October 12, 2021

MESSAGE – 20th Sunday After Pentecost – 10 October 2021

MESSAGE – 20th Sunday After Pentecost – 10 October 2021

THEMES:

The overwhelming awareness in this week’s Scripture passages is of the reality of suffering, and the pain and indignity that it brings.

Suffering is a reality to be entered into with compassion and mercy in the name of Christ. When we encounter those who suffer, the Gospel calls us to give our lives and resources to serve and heal. And when we are faced with suffering of our own, the Gospel gives us the assurance of God’s presence and grace, and a community of companions to journey with us. This is the call of the Lectionary this week.

In Job, the suffering of Job is made worse by his sense of abandonment by God, and his longing to put his case before God. In Psalm 22 the sense of abandonment is echoed, as the Psalmist speaks of being persecuted, without any sense of God’s presence or rescue.

In Hebrews we find the assurance that Jesus is trustworthy because he was tempted as we are and overcame, and because he offers us mercy.

Finally in the Gospel, after graphically revealing how hard it is for the wealthy to embrace the sacrificial life of God’s Reign, Jesus assures his disciples that their sacrifice – and the persecution which they will certainly experience – is not in vain, and that God will restore good things to them.

A huge part of the struggle for those who suffer is the sense of loneliness, isolation and unwantedness that is brought on by the pain, and that heightens it. Even Jesus shared this experience. However, underlying all of it, is the assurance of God’s compassion and the mercy that God offers.

And, in Jesus’ words in Marks’ Gospel, there is the call for us to be agents of God’s mercy, grace and friendship.

Psalm 22 is so commonly associated with Jesus’ torment on Good Friday that it seems unworthy to be applied to our own lives.

Yet, the psalm speaks of the suffering and emptiness that so many feel in times of unimaginable sorrow— the death of a child, the devastation of a hurricane, the anguish of a loved one away at war.

There is power in acknowledging this suffering and the church’s response to it. We are not called to explain life’s hardships; rather, like Job, we are called to seek God’s presence with us in their midst.

The Hebrews text reassures us that Jesus is with us in times of trial because he himself endured such trials for our sake.

Mark reminds us that when we question God’s intentions for us, it is often our own choices that turn us away from God—choosing money, family, or security over God’s will for our lives.

There are two ways we can miss the message of today’s reading.

The first is to take Jesus’ response to this one particular person and make it a legalistic law for everyone to follow – which would basically be impossible.

The second would be to assume that, because Jesus was dealing with one specific person, his words have no application to our lives.

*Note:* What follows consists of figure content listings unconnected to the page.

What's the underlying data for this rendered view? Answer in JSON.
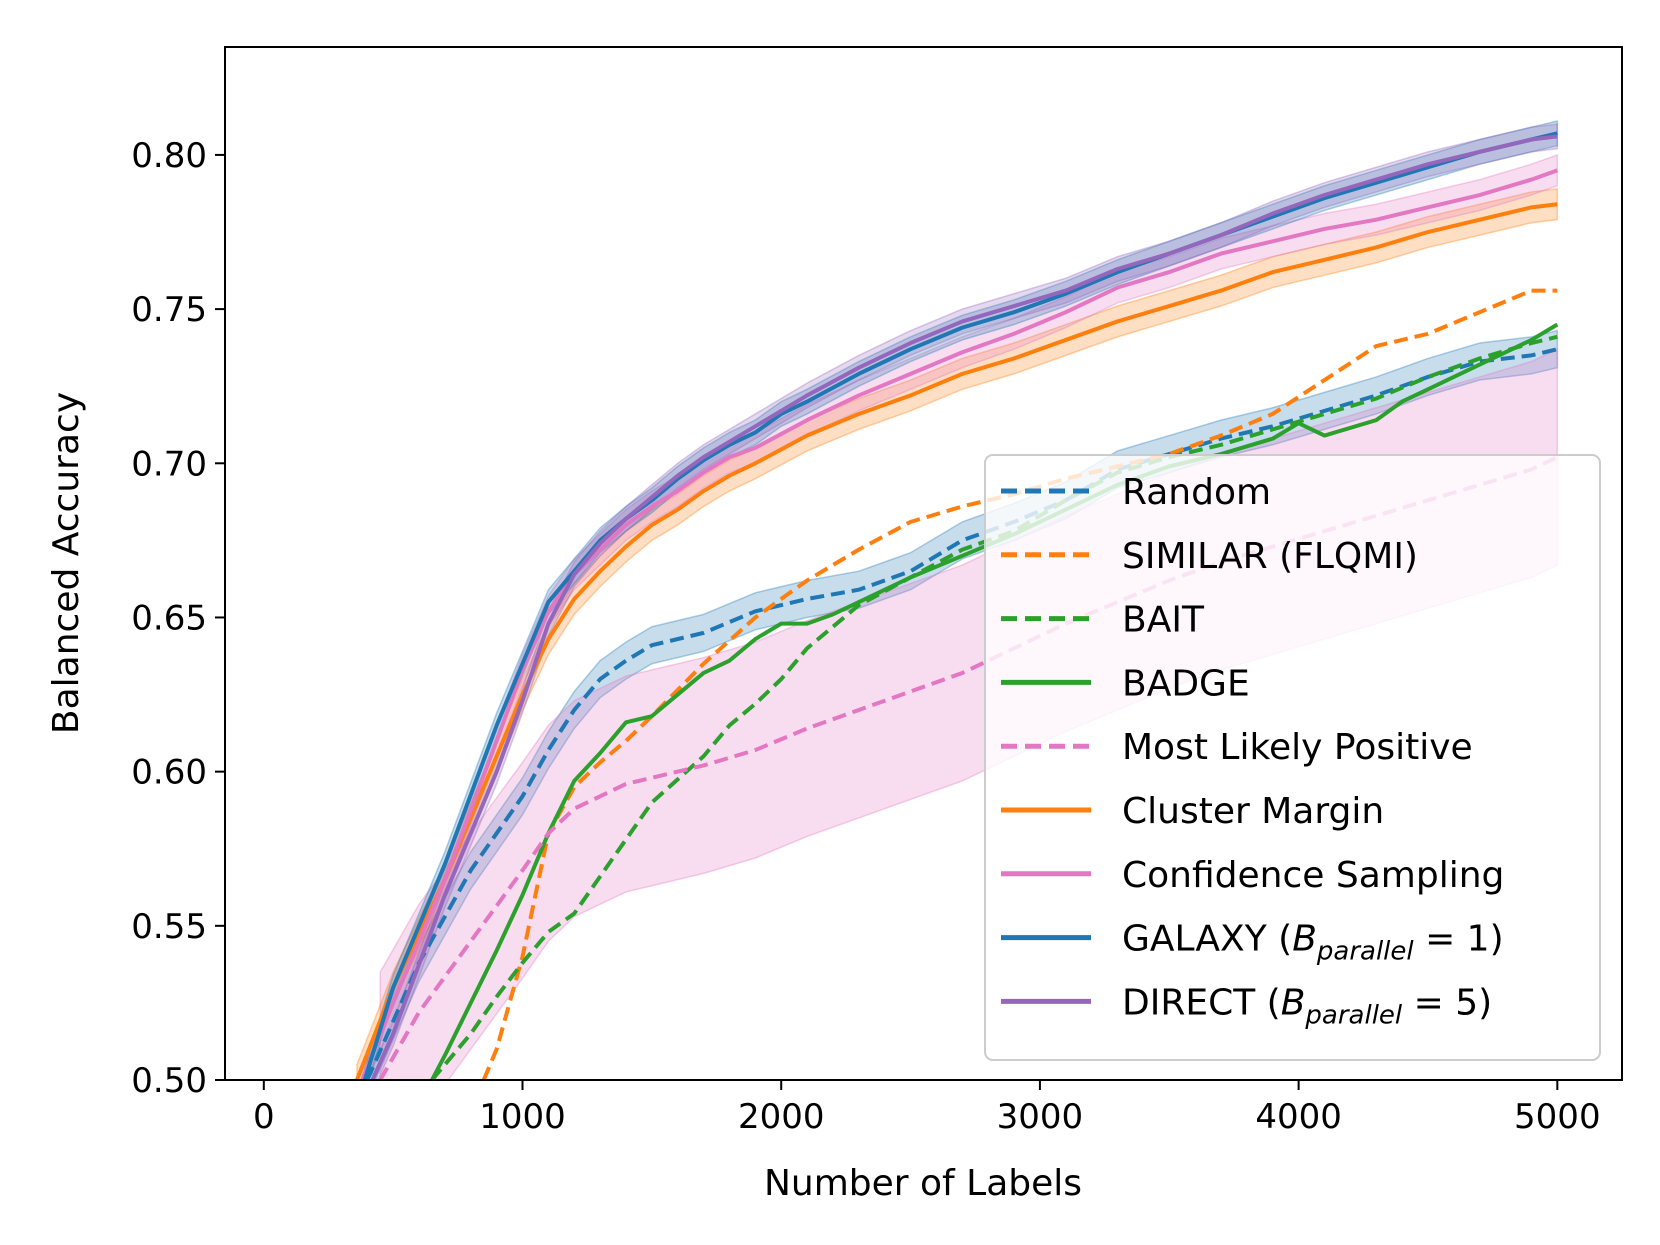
{
  "chart_data": {
    "type": "line",
    "xlabel": "Number of Labels",
    "ylabel": "Balanced Accuracy",
    "xlim": [
      -150,
      5250
    ],
    "ylim": [
      0.5,
      0.835
    ],
    "xticks": [
      0,
      1000,
      2000,
      3000,
      4000,
      5000
    ],
    "xtick_labels": [
      "0",
      "1000",
      "2000",
      "3000",
      "4000",
      "5000"
    ],
    "yticks": [
      0.5,
      0.55,
      0.6,
      0.65,
      0.7,
      0.75,
      0.8
    ],
    "ytick_labels": [
      "0.50",
      "0.55",
      "0.60",
      "0.65",
      "0.70",
      "0.75",
      "0.80"
    ],
    "grid": false,
    "legend_position": "lower-right",
    "series": [
      {
        "name": "Random",
        "label_parts": [
          "Random"
        ],
        "color": "#1f77b4",
        "dash": true,
        "band": 0.006,
        "x": [
          400,
          600,
          800,
          1000,
          1100,
          1200,
          1300,
          1400,
          1500,
          1700,
          1900,
          2100,
          2300,
          2500,
          2700,
          2900,
          3100,
          3300,
          3500,
          3700,
          3900,
          4100,
          4300,
          4500,
          4700,
          4900,
          5000
        ],
        "y": [
          0.5,
          0.538,
          0.568,
          0.592,
          0.607,
          0.62,
          0.63,
          0.636,
          0.641,
          0.645,
          0.652,
          0.656,
          0.659,
          0.665,
          0.675,
          0.681,
          0.688,
          0.698,
          0.703,
          0.708,
          0.712,
          0.717,
          0.722,
          0.728,
          0.733,
          0.735,
          0.737
        ]
      },
      {
        "name": "SIMILAR (FLQMI)",
        "label_parts": [
          "SIMILAR (FLQMI)"
        ],
        "color": "#ff7f0e",
        "dash": true,
        "band": 0,
        "x": [
          850,
          900,
          1000,
          1100,
          1200,
          1300,
          1400,
          1500,
          1700,
          1900,
          2100,
          2300,
          2500,
          2700,
          2900,
          3100,
          3300,
          3500,
          3700,
          3900,
          4100,
          4300,
          4500,
          4700,
          4900,
          5000
        ],
        "y": [
          0.5,
          0.51,
          0.54,
          0.58,
          0.595,
          0.603,
          0.61,
          0.618,
          0.635,
          0.65,
          0.662,
          0.672,
          0.681,
          0.686,
          0.69,
          0.695,
          0.699,
          0.703,
          0.709,
          0.716,
          0.727,
          0.738,
          0.742,
          0.749,
          0.756,
          0.756
        ]
      },
      {
        "name": "BAIT",
        "label_parts": [
          "BAIT"
        ],
        "color": "#2ca02c",
        "dash": true,
        "band": 0,
        "x": [
          650,
          800,
          900,
          1000,
          1100,
          1200,
          1300,
          1400,
          1500,
          1700,
          1800,
          1900,
          2000,
          2100,
          2300,
          2500,
          2700,
          2900,
          3100,
          3300,
          3500,
          3700,
          3900,
          4100,
          4300,
          4500,
          4700,
          4900,
          5000
        ],
        "y": [
          0.5,
          0.515,
          0.527,
          0.538,
          0.548,
          0.554,
          0.566,
          0.578,
          0.59,
          0.605,
          0.615,
          0.622,
          0.63,
          0.64,
          0.654,
          0.663,
          0.672,
          0.678,
          0.688,
          0.697,
          0.702,
          0.706,
          0.711,
          0.716,
          0.721,
          0.728,
          0.734,
          0.739,
          0.741
        ]
      },
      {
        "name": "BADGE",
        "label_parts": [
          "BADGE"
        ],
        "color": "#2ca02c",
        "dash": false,
        "band": 0,
        "x": [
          650,
          700,
          800,
          900,
          1000,
          1100,
          1200,
          1300,
          1400,
          1500,
          1600,
          1700,
          1800,
          1900,
          2000,
          2100,
          2200,
          2300,
          2500,
          2700,
          2900,
          3100,
          3300,
          3500,
          3700,
          3900,
          4000,
          4100,
          4300,
          4400,
          4500,
          4700,
          4900,
          5000
        ],
        "y": [
          0.5,
          0.508,
          0.525,
          0.542,
          0.56,
          0.58,
          0.597,
          0.606,
          0.616,
          0.618,
          0.625,
          0.632,
          0.636,
          0.643,
          0.648,
          0.648,
          0.651,
          0.655,
          0.663,
          0.67,
          0.677,
          0.685,
          0.693,
          0.699,
          0.703,
          0.708,
          0.713,
          0.709,
          0.714,
          0.72,
          0.724,
          0.732,
          0.74,
          0.745
        ]
      },
      {
        "name": "Most Likely Positive",
        "label_parts": [
          "Most Likely Positive"
        ],
        "color": "#e377c2",
        "dash": true,
        "band": 0.035,
        "x": [
          450,
          600,
          800,
          1000,
          1100,
          1200,
          1300,
          1400,
          1500,
          1700,
          1900,
          2100,
          2300,
          2500,
          2700,
          2900,
          3100,
          3300,
          3500,
          3700,
          3900,
          4100,
          4300,
          4500,
          4700,
          4900,
          5000
        ],
        "y": [
          0.5,
          0.522,
          0.545,
          0.568,
          0.58,
          0.588,
          0.592,
          0.596,
          0.598,
          0.602,
          0.607,
          0.614,
          0.62,
          0.626,
          0.632,
          0.64,
          0.648,
          0.655,
          0.662,
          0.668,
          0.673,
          0.678,
          0.683,
          0.688,
          0.693,
          0.698,
          0.702
        ]
      },
      {
        "name": "Cluster Margin",
        "label_parts": [
          "Cluster Margin"
        ],
        "color": "#ff7f0e",
        "dash": false,
        "band": 0.005,
        "x": [
          360,
          500,
          700,
          900,
          1000,
          1100,
          1200,
          1300,
          1400,
          1500,
          1600,
          1700,
          1800,
          1900,
          2100,
          2300,
          2500,
          2700,
          2900,
          3100,
          3300,
          3500,
          3700,
          3900,
          4100,
          4300,
          4500,
          4700,
          4900,
          5000
        ],
        "y": [
          0.5,
          0.53,
          0.565,
          0.605,
          0.625,
          0.643,
          0.656,
          0.665,
          0.673,
          0.68,
          0.685,
          0.691,
          0.696,
          0.7,
          0.709,
          0.716,
          0.722,
          0.729,
          0.734,
          0.74,
          0.746,
          0.751,
          0.756,
          0.762,
          0.766,
          0.77,
          0.775,
          0.779,
          0.783,
          0.784
        ]
      },
      {
        "name": "Confidence Sampling",
        "label_parts": [
          "Confidence Sampling"
        ],
        "color": "#e377c2",
        "dash": false,
        "band": 0.005,
        "x": [
          380,
          500,
          700,
          900,
          1000,
          1100,
          1200,
          1300,
          1400,
          1500,
          1600,
          1700,
          1800,
          1900,
          2100,
          2300,
          2500,
          2700,
          2900,
          3100,
          3300,
          3500,
          3700,
          3900,
          4100,
          4300,
          4500,
          4700,
          4900,
          5000
        ],
        "y": [
          0.5,
          0.525,
          0.565,
          0.61,
          0.633,
          0.652,
          0.664,
          0.672,
          0.68,
          0.686,
          0.691,
          0.697,
          0.702,
          0.705,
          0.714,
          0.722,
          0.729,
          0.736,
          0.742,
          0.749,
          0.757,
          0.762,
          0.768,
          0.772,
          0.776,
          0.779,
          0.783,
          0.787,
          0.792,
          0.795
        ]
      },
      {
        "name": "GALAXY",
        "label_parts": [
          "GALAXY (",
          "B",
          "parallel",
          " = 1)"
        ],
        "color": "#1f77b4",
        "dash": false,
        "band": 0.004,
        "x": [
          390,
          500,
          700,
          900,
          1000,
          1100,
          1200,
          1300,
          1400,
          1500,
          1600,
          1700,
          1800,
          1900,
          2000,
          2100,
          2300,
          2500,
          2700,
          2900,
          3100,
          3300,
          3500,
          3700,
          3900,
          4100,
          4300,
          4500,
          4700,
          4900,
          5000
        ],
        "y": [
          0.5,
          0.53,
          0.57,
          0.615,
          0.635,
          0.655,
          0.665,
          0.675,
          0.682,
          0.688,
          0.695,
          0.701,
          0.706,
          0.71,
          0.716,
          0.72,
          0.729,
          0.737,
          0.744,
          0.749,
          0.755,
          0.762,
          0.768,
          0.774,
          0.78,
          0.786,
          0.791,
          0.796,
          0.801,
          0.805,
          0.807
        ]
      },
      {
        "name": "DIRECT",
        "label_parts": [
          "DIRECT (",
          "B",
          "parallel",
          " = 5)"
        ],
        "color": "#9467bd",
        "dash": false,
        "band": 0.004,
        "x": [
          420,
          500,
          700,
          900,
          1000,
          1100,
          1200,
          1300,
          1400,
          1500,
          1600,
          1700,
          1800,
          1900,
          2000,
          2100,
          2300,
          2500,
          2700,
          2900,
          3100,
          3300,
          3500,
          3700,
          3900,
          4100,
          4300,
          4500,
          4700,
          4900,
          5000
        ],
        "y": [
          0.5,
          0.515,
          0.56,
          0.6,
          0.623,
          0.648,
          0.664,
          0.674,
          0.682,
          0.689,
          0.696,
          0.702,
          0.707,
          0.712,
          0.717,
          0.722,
          0.731,
          0.739,
          0.746,
          0.751,
          0.756,
          0.763,
          0.768,
          0.774,
          0.781,
          0.787,
          0.792,
          0.797,
          0.801,
          0.805,
          0.806
        ]
      }
    ]
  }
}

The point of this passage is Jesus’ explanation to his disciples that it is hard for those who are wealthy to enter the Reign of God. Remember that Jesus is not speaking about life after death. The Reign of God is about a radically different way of living before we die.The struggle that the wealthy have is that the values and principles of God’s Reign are so completely different to those of the human systems of our world. Human systems of power and wealth always tend to favour some and ignore others. They always end up perpetuating injustice, because human beings are broken and sinful. But God’s Reign is about equality and generosity. It is about” living simply so that others may simply live”. It is about sharing power, resources and opportunities. The problem is, the more wealth we have, the more we are invested in the human systems of this world and the harder it is to live according to the values of God’s Reign. The crunch is that, if you are able to access this Daily Worship resource, you are probably among the wealthy.

How can you reduce your investment in human empires and increase it in God’s Reign today?

DO:

The reason the Bible teaches us to give is not so much because others need us to. It’s because we need to. The only way to stop wealth taking hold of our hearts, and leading us to the greed and hoarding that causes so much suffering, is to give it away. Today, find every opportunity you can to give.

PRAY:

Help me today to give what I must to heal my heart, and to ease the suffering of others, O God.